I design and explore computer models which simulate networks of scientists who generate random samples to answer particular scientific questions. In doing so, I reveal unacknowledged and unappreciated features that are inherent to science on a fundamental level, which in turn informs our understanding of more complicated situations. In addition, I critically analyze the limitations of such techniques and their ability (as well as inability) to reveal different aspects of the situations at hand.
More specifically, I represent scientists as members of a network (shown on the right) who each produce their own statistical research and share it with anyone they are connected to. I decipher the effects of different network structures as well as sharing, trusting, and updating strategies for the scientists. The result is novel, elegant explanations of multiple epistemic community issues such as polarization and group think. Unlike previous explanations, these rely solely on the nature of statistical data and its distribution, which works independently from whether or not the agents themselves are rational.
This model demostrates how strategies for trusting and connecting can influence the dynamics of information, and specifically variance, flow. I decouple strategies for connecting with other agents from strategies for weighting the information one hears from them, offering a more nuanced approach to concepts like homophily and heterophily.
In addition, I consider different strategies for sharing information, including full disclosure versus sharing only those that one believes are most epistemically beneficial. I show how seemingly innocent strategies like this one can lead to outcomes tantamount to fabricating results. In doing so, I introduce a useful way of modeling bias.
I decouple individuals' marginal benefit from aggregate benefit. I show that members of a community can benefit marginally across modal space while suffering in their aggregate. That is, they can increase their chances of individually voting correctly while decreasing the chances that the community vote is correct.

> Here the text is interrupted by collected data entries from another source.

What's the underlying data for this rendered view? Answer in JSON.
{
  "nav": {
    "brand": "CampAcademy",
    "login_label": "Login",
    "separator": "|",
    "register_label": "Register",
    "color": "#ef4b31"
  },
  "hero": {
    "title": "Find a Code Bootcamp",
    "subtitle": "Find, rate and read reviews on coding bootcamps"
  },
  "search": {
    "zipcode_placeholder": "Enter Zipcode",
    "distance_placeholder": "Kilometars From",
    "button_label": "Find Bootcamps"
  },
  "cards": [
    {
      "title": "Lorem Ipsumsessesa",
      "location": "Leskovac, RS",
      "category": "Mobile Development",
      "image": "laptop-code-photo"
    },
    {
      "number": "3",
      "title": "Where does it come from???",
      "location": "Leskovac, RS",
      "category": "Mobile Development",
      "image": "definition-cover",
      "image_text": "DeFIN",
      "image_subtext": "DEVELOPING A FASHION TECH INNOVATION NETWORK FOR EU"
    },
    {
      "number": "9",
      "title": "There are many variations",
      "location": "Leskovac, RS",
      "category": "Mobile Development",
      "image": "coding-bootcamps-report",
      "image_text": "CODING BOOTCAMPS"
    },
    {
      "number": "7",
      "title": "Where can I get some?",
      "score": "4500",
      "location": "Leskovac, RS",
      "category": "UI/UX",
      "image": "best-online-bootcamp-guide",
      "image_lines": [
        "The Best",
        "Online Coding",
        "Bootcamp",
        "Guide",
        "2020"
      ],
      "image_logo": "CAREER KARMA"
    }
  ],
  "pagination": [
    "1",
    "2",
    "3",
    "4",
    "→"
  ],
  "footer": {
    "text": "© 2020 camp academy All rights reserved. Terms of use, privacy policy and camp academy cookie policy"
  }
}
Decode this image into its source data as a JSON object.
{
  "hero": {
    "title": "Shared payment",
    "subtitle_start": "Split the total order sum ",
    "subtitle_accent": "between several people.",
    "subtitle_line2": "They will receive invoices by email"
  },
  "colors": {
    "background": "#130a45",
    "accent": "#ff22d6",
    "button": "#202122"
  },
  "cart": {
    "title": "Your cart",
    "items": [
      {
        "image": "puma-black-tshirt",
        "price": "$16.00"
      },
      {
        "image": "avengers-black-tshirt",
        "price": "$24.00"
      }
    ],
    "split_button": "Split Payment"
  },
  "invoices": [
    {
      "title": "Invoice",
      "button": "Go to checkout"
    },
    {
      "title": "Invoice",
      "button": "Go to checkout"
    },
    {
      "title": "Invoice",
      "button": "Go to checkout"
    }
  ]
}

This demonstrates a sort of mereological conflict, that is, a conflict between individuals and those same individuals as a group. In particular, this is a modal conflict, one that occurs across modal space as opposed to being realizable in any particular scenario.
The variance of any random variable can be decomposed into three things:
Modal variance - differences between possible aggregate outcomes of a community
Social variance - differences between members of the community
Individual variance - differences between samples an individual observes
The model demonstrates this and how the decomposition depends on the random variable, testing power, community structure, as well as updating process of the agents.
This model incorporates both the paradigmatic information cascade and wise crowd models as two regimes of one more general model. I demonstrate how the difference between the two comes down to the dependence between their public votes. There are two main upshots:
First, the project shows how we can think of epistemic communities characterized phases and phase changes, much like physical systems.
Second, I show that there is a level of dependence (or trust) between community members that allow for cascades to nearly always be right. In other words, the members past a certain point can ignore evidence without epistemic detriment.
The two models below demonstrate a feature of how the variance inherent in scientific evidence manifests as either differences within the community (social variance) or unpredictability of the community as a whole (modal variance).
Both models involve a network of scientists attempting to estimate the true frequency of a random variable (RV).
Much of the above involves digging deeper into questions I originally explored in my dissertation.